Wie der Elektronenstrahl empfindliche Materialien verändert

Forschende des MPI CEC und FHI Berlin untersuchen Strahlenschäden in geschichteten Doppelhydroxiden

A) Elektronenbeugungsdaten in Abhängigkeit von der Elektronendosis, aufgenommen an einer NiCu(4:1)Al-LDH-Probe. B) Elektronenbeugungsbilder zu Beginn und am Ende der Bestrahlung. (Das Bild basiert auf einer Abbildung der Publikation.).

Die Transmissionselektronenmikroskopie (TEM) ist ein unverzichtbares Werkzeug, um Materialien auf der Nanoskala zu untersuchen. Sie liefert Einblicke in Struktur und elektronische Eigenschaften und hilft so, den Zusammenhang zwischen Aufbau und Funktion von Katalysatoren zu entschlüsseln. Doch der für die Abbildung nötige Elektronenstrahl kann die untersuchten Proben selbst verändern oder schädigen, was zu Fehlinterpretationen führen kann.
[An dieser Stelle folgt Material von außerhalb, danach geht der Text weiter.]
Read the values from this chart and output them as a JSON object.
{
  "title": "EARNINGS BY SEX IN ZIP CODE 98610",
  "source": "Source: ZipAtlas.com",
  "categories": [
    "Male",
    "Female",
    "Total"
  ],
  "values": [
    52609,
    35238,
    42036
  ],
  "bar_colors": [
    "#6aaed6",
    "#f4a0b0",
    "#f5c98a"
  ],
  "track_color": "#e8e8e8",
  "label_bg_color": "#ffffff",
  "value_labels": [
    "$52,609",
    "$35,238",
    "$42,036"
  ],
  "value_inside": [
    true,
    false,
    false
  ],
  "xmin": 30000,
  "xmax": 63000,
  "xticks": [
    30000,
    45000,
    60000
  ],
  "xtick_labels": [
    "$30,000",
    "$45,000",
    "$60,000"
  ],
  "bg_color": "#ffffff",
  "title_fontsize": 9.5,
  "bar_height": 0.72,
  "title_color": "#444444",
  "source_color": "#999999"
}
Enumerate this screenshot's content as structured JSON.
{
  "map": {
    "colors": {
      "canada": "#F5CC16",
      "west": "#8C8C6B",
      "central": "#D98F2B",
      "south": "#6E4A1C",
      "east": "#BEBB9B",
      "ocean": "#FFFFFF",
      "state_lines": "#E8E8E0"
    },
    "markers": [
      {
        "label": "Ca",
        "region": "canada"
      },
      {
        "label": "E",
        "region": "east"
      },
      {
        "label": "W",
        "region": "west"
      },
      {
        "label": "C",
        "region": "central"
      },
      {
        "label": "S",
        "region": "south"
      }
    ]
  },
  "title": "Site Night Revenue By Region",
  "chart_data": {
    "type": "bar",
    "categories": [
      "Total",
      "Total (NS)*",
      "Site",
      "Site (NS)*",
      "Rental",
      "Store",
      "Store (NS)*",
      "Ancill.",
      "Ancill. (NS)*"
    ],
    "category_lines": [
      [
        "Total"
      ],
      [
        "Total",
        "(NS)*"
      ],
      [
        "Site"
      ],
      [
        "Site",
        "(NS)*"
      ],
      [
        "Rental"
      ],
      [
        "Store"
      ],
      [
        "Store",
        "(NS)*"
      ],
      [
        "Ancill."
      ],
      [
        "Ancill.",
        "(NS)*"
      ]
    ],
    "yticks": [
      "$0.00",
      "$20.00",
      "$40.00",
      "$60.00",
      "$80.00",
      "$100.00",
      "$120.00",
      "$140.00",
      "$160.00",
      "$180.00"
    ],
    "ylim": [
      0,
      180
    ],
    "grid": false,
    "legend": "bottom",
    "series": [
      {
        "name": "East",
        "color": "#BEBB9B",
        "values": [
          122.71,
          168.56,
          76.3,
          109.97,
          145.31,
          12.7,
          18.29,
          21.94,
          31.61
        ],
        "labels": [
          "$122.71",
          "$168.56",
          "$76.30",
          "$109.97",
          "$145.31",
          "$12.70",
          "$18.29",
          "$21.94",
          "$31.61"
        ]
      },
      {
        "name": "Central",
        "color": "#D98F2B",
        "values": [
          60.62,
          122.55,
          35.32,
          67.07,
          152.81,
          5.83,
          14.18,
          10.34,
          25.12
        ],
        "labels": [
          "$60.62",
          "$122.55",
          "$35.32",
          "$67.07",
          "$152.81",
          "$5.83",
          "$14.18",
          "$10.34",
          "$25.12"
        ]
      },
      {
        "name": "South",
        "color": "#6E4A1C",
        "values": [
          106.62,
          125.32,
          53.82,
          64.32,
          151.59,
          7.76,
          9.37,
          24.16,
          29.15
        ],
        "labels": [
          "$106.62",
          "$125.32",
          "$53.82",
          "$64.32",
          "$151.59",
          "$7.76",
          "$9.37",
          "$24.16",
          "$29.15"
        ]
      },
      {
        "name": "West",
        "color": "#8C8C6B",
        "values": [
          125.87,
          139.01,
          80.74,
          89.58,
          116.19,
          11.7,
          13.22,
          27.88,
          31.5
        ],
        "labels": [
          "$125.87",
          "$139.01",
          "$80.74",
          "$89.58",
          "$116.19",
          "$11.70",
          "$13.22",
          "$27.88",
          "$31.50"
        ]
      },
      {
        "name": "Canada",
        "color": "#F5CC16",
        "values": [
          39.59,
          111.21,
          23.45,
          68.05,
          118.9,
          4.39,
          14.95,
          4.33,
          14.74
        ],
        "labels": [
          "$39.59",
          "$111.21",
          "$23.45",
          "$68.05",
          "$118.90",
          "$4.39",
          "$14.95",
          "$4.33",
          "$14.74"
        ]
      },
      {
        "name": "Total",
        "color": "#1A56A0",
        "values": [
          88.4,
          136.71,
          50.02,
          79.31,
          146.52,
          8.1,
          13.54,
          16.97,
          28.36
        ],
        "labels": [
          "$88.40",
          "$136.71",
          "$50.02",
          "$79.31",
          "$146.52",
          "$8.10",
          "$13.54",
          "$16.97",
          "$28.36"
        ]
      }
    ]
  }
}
Geschichtete Doppelhydroxide (englisch: Layered Double Hydroxides, LDH) gelten als vielversprechende Katalysatoren oder Katalysatorvorstufen für verschiedene Reaktionen und finden auch in biomedizinischen Anwendungen Einsatz. Leider sind diese Materialien besonders empfindlich gegenüber Elektronenstrahlung. Diese Empfindlichkeit bleibt bei TEM-Experimenten oft unbemerkt. Dr. Liseth Duarte-Correa und ihre Kolleg*innen am MPI CEC und FHI Berlin haben nun systematisch untersucht, wie der Elektronenstrahl NiCuAl-LDHs und daraus abgeleitete Materialien beeinflusst.
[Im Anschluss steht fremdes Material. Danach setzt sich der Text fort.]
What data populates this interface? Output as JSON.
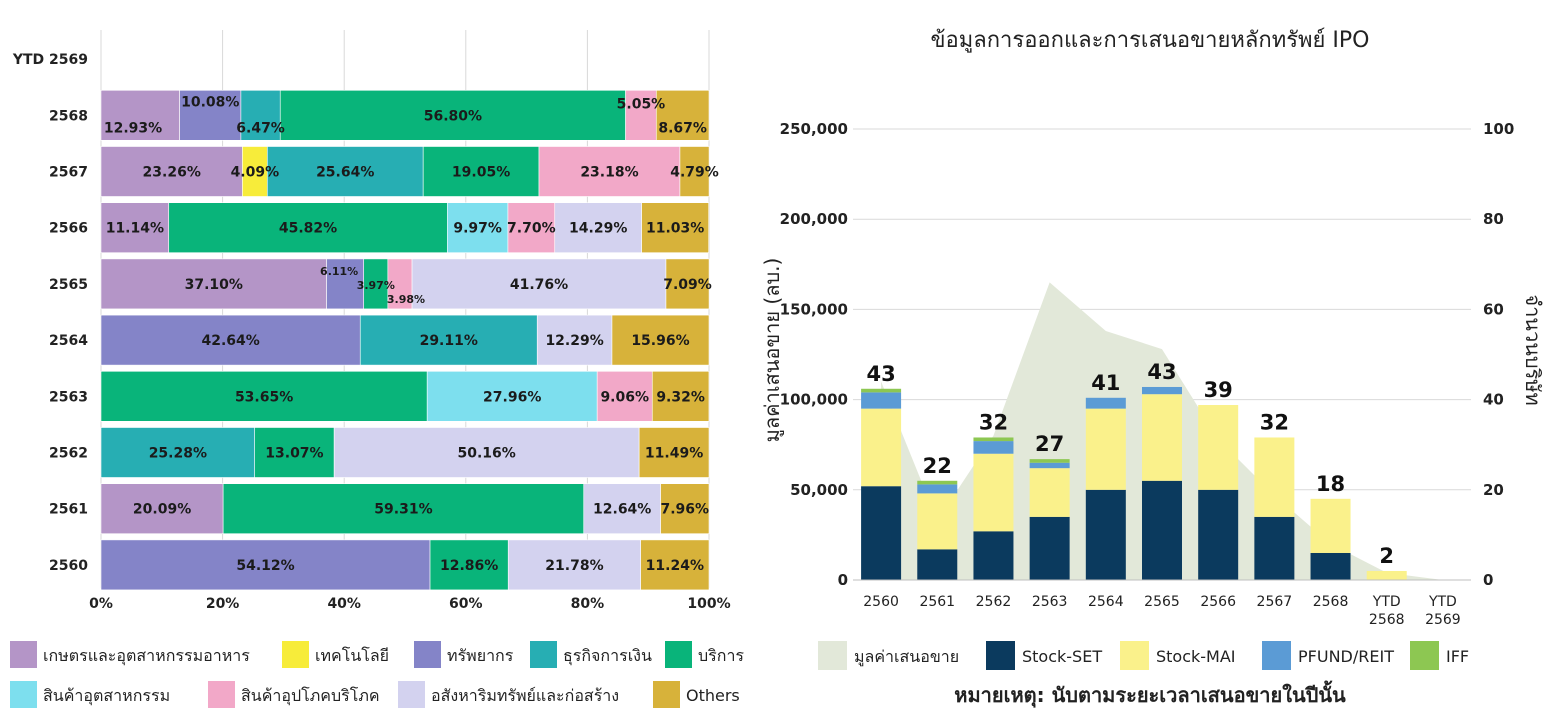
{
  "colors": {
    "agro": "#b495c7",
    "tech": "#f7ec3a",
    "resources": "#8484c8",
    "financial": "#27aeb3",
    "services": "#09b47a",
    "industrial": "#7ddfee",
    "consumer": "#f2a8c8",
    "property": "#d3d2ef",
    "others": "#d7b23a",
    "area": "#e2e8d9",
    "set": "#0b3a5e",
    "mai": "#faf18b",
    "pfund": "#5b9bd5",
    "iff": "#8dc752"
  },
  "chart_data": [
    {
      "type": "bar",
      "orientation": "horizontal-stacked-100",
      "title": "",
      "categories": [
        "YTD 2569",
        "2568",
        "2567",
        "2566",
        "2565",
        "2564",
        "2563",
        "2562",
        "2561",
        "2560"
      ],
      "xlim": [
        0,
        100
      ],
      "x_ticks": [
        "0%",
        "20%",
        "40%",
        "60%",
        "80%",
        "100%"
      ],
      "legend": [
        {
          "key": "agro",
          "label": "เกษตรและอุตสาหกรรมอาหาร"
        },
        {
          "key": "tech",
          "label": "เทคโนโลยี"
        },
        {
          "key": "resources",
          "label": "ทรัพยากร"
        },
        {
          "key": "financial",
          "label": "ธุรกิจการเงิน"
        },
        {
          "key": "services",
          "label": "บริการ"
        },
        {
          "key": "industrial",
          "label": "สินค้าอุตสาหกรรม"
        },
        {
          "key": "consumer",
          "label": "สินค้าอุปโภคบริโภค"
        },
        {
          "key": "property",
          "label": "อสังหาริมทรัพย์และก่อสร้าง"
        },
        {
          "key": "others",
          "label": "Others"
        }
      ],
      "rows": [
        {
          "year": "YTD 2569",
          "segments": []
        },
        {
          "year": "2568",
          "segments": [
            {
              "key": "agro",
              "value": 12.93,
              "label": "12.93%"
            },
            {
              "key": "resources",
              "value": 10.08,
              "label": "10.08%"
            },
            {
              "key": "financial",
              "value": 6.47,
              "label": "6.47%"
            },
            {
              "key": "services",
              "value": 56.8,
              "label": "56.80%"
            },
            {
              "key": "consumer",
              "value": 5.05,
              "label": "5.05%"
            },
            {
              "key": "others",
              "value": 8.67,
              "label": "8.67%"
            }
          ]
        },
        {
          "year": "2567",
          "segments": [
            {
              "key": "agro",
              "value": 23.26,
              "label": "23.26%"
            },
            {
              "key": "tech",
              "value": 4.09,
              "label": "4.09%"
            },
            {
              "key": "financial",
              "value": 25.64,
              "label": "25.64%"
            },
            {
              "key": "services",
              "value": 19.05,
              "label": "19.05%"
            },
            {
              "key": "consumer",
              "value": 23.18,
              "label": "23.18%"
            },
            {
              "key": "others",
              "value": 4.79,
              "label": "4.79%"
            }
          ]
        },
        {
          "year": "2566",
          "segments": [
            {
              "key": "agro",
              "value": 11.14,
              "label": "11.14%"
            },
            {
              "key": "services",
              "value": 45.82,
              "label": "45.82%"
            },
            {
              "key": "industrial",
              "value": 9.97,
              "label": "9.97%"
            },
            {
              "key": "consumer",
              "value": 7.7,
              "label": "7.70%"
            },
            {
              "key": "property",
              "value": 14.29,
              "label": "14.29%"
            },
            {
              "key": "others",
              "value": 11.03,
              "label": "11.03%"
            }
          ]
        },
        {
          "year": "2565",
          "segments": [
            {
              "key": "agro",
              "value": 37.1,
              "label": "37.10%"
            },
            {
              "key": "resources",
              "value": 6.11,
              "label": "6.11%"
            },
            {
              "key": "services",
              "value": 3.97,
              "label": "3.97%"
            },
            {
              "key": "consumer",
              "value": 3.98,
              "label": "3.98%"
            },
            {
              "key": "property",
              "value": 41.76,
              "label": "41.76%"
            },
            {
              "key": "others",
              "value": 7.09,
              "label": "7.09%"
            }
          ]
        },
        {
          "year": "2564",
          "segments": [
            {
              "key": "resources",
              "value": 42.64,
              "label": "42.64%"
            },
            {
              "key": "financial",
              "value": 29.11,
              "label": "29.11%"
            },
            {
              "key": "property",
              "value": 12.29,
              "label": "12.29%"
            },
            {
              "key": "others",
              "value": 15.96,
              "label": "15.96%"
            }
          ]
        },
        {
          "year": "2563",
          "segments": [
            {
              "key": "services",
              "value": 53.65,
              "label": "53.65%"
            },
            {
              "key": "industrial",
              "value": 27.96,
              "label": "27.96%"
            },
            {
              "key": "consumer",
              "value": 9.06,
              "label": "9.06%"
            },
            {
              "key": "others",
              "value": 9.32,
              "label": "9.32%"
            }
          ]
        },
        {
          "year": "2562",
          "segments": [
            {
              "key": "financial",
              "value": 25.28,
              "label": "25.28%"
            },
            {
              "key": "services",
              "value": 13.07,
              "label": "13.07%"
            },
            {
              "key": "property",
              "value": 50.16,
              "label": "50.16%"
            },
            {
              "key": "others",
              "value": 11.49,
              "label": "11.49%"
            }
          ]
        },
        {
          "year": "2561",
          "segments": [
            {
              "key": "agro",
              "value": 20.09,
              "label": "20.09%"
            },
            {
              "key": "services",
              "value": 59.31,
              "label": "59.31%"
            },
            {
              "key": "property",
              "value": 12.64,
              "label": "12.64%"
            },
            {
              "key": "others",
              "value": 7.96,
              "label": "7.96%"
            }
          ]
        },
        {
          "year": "2560",
          "segments": [
            {
              "key": "resources",
              "value": 54.12,
              "label": "54.12%"
            },
            {
              "key": "services",
              "value": 12.86,
              "label": "12.86%"
            },
            {
              "key": "property",
              "value": 21.78,
              "label": "21.78%"
            },
            {
              "key": "others",
              "value": 11.24,
              "label": "11.24%"
            }
          ]
        }
      ]
    },
    {
      "type": "bar",
      "orientation": "vertical-stacked-with-area",
      "title": "ข้อมูลการออกและการเสนอขายหลักทรัพย์ IPO",
      "ylabel": "มูลค่าเสนอขาย (ลบ.)",
      "y2label": "จำนวนบริษัท",
      "ylim": [
        0,
        250000
      ],
      "y_ticks": [
        "0",
        "50,000",
        "100,000",
        "150,000",
        "200,000",
        "250,000"
      ],
      "y2lim": [
        0,
        100
      ],
      "y2_ticks": [
        "0",
        "20",
        "40",
        "60",
        "80",
        "100"
      ],
      "categories": [
        {
          "l1": "2560",
          "l2": ""
        },
        {
          "l1": "2561",
          "l2": ""
        },
        {
          "l1": "2562",
          "l2": ""
        },
        {
          "l1": "2563",
          "l2": ""
        },
        {
          "l1": "2564",
          "l2": ""
        },
        {
          "l1": "2565",
          "l2": ""
        },
        {
          "l1": "2566",
          "l2": ""
        },
        {
          "l1": "2567",
          "l2": ""
        },
        {
          "l1": "2568",
          "l2": ""
        },
        {
          "l1": "YTD",
          "l2": "2568"
        },
        {
          "l1": "YTD",
          "l2": "2569"
        }
      ],
      "area": {
        "name": "มูลค่าเสนอขาย",
        "values": [
          110000,
          33000,
          80000,
          165000,
          138000,
          128000,
          78000,
          47000,
          20000,
          4000,
          0
        ]
      },
      "series": [
        {
          "key": "set",
          "name": "Stock-SET",
          "values": [
            52000,
            17000,
            27000,
            35000,
            50000,
            55000,
            50000,
            35000,
            15000,
            0,
            0
          ]
        },
        {
          "key": "mai",
          "name": "Stock-MAI",
          "values": [
            43000,
            31000,
            43000,
            27000,
            45000,
            48000,
            47000,
            44000,
            30000,
            5000,
            0
          ]
        },
        {
          "key": "pfund",
          "name": "PFUND/REIT",
          "values": [
            9000,
            5000,
            7000,
            3000,
            6000,
            4000,
            0,
            0,
            0,
            0,
            0
          ]
        },
        {
          "key": "iff",
          "name": "IFF",
          "values": [
            2000,
            2000,
            2000,
            2000,
            0,
            0,
            0,
            0,
            0,
            0,
            0
          ]
        }
      ],
      "counts": [
        "43",
        "22",
        "32",
        "27",
        "41",
        "43",
        "39",
        "32",
        "18",
        "2",
        ""
      ],
      "note": "หมายเหตุ: นับตามระยะเวลาเสนอขายในปีนั้น"
    }
  ]
}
Die Forschenden analysierten NiCuAl-LDH-Proben mit unterschiedlichen Metallverhältnissen sowie kalzinierte (geglühte) und reduzierte Varianten. Mithilfe von Elektronenbeugung im TEM verfolgten sie die strahlinduzierten Veränderungen in Abhängigkeit von der Elektronendosis. Dabei zeigte sich: Die ursprünglichen LDH-Materialien sind bereits bei niedrigen Dosen sehr strahlenempfindlich. Die kalzinierten und reduzierten Proben hingegen blieben weitgehend stabil; nur bei langer Bestrahlung traten morphologische Veränderungen auf.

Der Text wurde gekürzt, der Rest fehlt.